Publié le 21 Jan 2012 - 13:49
EDITO

Urgences affligeantes

Le dramatique meurtre, lundi, par balle du jeune étudiant Jean-Marie Cabral, décédé, semble-t-il, sans assistances médicales sérieuses, a une fois de plus révélé le scandaleux système des urgences hospitalières. D'après le directeur de l'institut de formation ''Sud-info'', Alassane Ngom, qui a évacué le blessé à l'hôpital régional de Ziguinchor, l'étudiant ressortissant de Guinée-Bissau n'a vu aucun médecin et qu'il n'a pas été opéré fissa pour extraire le projectile reçu.
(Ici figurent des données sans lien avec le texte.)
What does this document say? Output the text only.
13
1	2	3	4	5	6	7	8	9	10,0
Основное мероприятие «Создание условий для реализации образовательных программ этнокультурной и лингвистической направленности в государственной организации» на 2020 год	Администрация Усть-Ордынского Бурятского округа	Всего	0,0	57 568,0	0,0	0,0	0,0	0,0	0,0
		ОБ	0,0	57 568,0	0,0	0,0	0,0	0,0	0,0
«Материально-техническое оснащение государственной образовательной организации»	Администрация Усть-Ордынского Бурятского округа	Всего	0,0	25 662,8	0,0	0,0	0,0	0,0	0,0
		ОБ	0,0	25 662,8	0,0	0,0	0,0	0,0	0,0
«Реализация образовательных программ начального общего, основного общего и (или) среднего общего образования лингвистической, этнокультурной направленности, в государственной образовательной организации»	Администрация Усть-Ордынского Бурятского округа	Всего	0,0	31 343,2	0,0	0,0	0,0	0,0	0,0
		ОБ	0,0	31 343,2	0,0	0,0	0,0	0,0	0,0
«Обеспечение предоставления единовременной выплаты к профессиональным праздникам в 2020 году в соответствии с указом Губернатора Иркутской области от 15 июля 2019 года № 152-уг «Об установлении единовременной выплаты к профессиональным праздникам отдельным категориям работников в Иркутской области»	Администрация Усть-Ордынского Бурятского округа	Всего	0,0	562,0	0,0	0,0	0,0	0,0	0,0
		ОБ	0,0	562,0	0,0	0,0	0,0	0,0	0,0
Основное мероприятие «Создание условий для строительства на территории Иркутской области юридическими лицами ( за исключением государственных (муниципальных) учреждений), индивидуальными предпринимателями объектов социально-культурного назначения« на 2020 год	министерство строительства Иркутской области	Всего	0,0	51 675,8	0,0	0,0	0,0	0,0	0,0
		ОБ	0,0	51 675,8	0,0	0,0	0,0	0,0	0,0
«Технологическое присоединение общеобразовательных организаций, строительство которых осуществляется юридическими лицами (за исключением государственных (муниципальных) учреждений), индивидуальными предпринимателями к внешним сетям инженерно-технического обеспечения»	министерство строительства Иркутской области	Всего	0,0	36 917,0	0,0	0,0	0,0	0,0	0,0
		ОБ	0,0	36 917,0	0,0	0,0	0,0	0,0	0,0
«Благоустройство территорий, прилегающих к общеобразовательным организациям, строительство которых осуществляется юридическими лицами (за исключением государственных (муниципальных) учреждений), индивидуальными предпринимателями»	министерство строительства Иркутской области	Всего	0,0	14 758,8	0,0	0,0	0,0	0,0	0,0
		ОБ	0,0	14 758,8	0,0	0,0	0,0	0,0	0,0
Il aurait pu être sauvé d'autant qu'''il n' n'avait aucun pronostic vital'', à en croire M. Ngom, l'indigné.

 

 

L'on oserait douter des accusations de ce formateur si le cas d'espèce sortait de l'ordinaire. Or, c'est courant et banal, ces délits de négligence coupable dans nos structures de santé. L'excuse d'un manque de moyens matériels pouvait prospérer sauf qu'elle ne tient pas trop pas face à des pratiques méprisantes dans le système de prise en charge de la santé publique.

 

 

Combien de fois la presse a rapporté des cas de patients morts des suites du peu d'empressement dont ont fait montre des personnels de santé à prodiguer les premiers secours. Ou encore en faisant preuve d'insensibilité incroyable en baladant le malade et ses parents d'une structure à l'autre.

 

 

A l'image d'une société sénégalaise pervertie par l'argent-roi, l'humanité a foutu le camp depuis longtemps des salles d'attentes, de consultations et de chirurgie. L'urgence, c'est d'abord les espèces sonnantes et trébuchantes, les soins viennent bien après, si le malade ne crève dans l'intervalle. Dès lors, il n'est pas surprenant que les cris révoltés du chef d'établissement n'ont jusque-là suscité aucune réaction, ni auprès de l'Ordre national des médecins, ni du ministère de la Santé encore moins du chef du gouvernement et de son patron, le président de la République.

 

Même pas l'annonce d'une enquête administrative pour situer les responsabilités à l'hôpital régional de Ziguinchor. Comme s'il allait de soi qu'au Sénégal de ce 21e siècle, on entre à l'hôpital pour mourir et que l'exception est d'en sortir vivant.

 

 

De fait, l'impunité dont semblent bénéficier des médecins qui ont renié le serment d’Hippocrate fait écho aux crimes politiques et ceux perpétrés par des éléments des forces de l'ordre aujourd'hui davantage mobilisées à casser voire tuer de l'étudiant et de l'élève. Lesquels ne manifestent qu'un droit à l'éducation et à la formation dans les meilleures conditions dignes des 40% du budget dits injectés dans le secteur.

 

 

Mais le grand bluff de l'alternance est désormais totalement découvert, les urgences sont à l'accaparement des deniers publics et le maintien au pouvoir. Quitte à allonger le décompte macabre, à la suite des militaires et des nombreux civils en Casamance, des étudiants Balla Gaye et Jean Marie Cabral, des jeunes Malick Bâ et Ndiaga Diouf, de l'innommable drame du bateau Le Joola et ses plus de 2000 morts... C'est aussi, et malheureusement, ça l'alternance. Vivement l'alternative.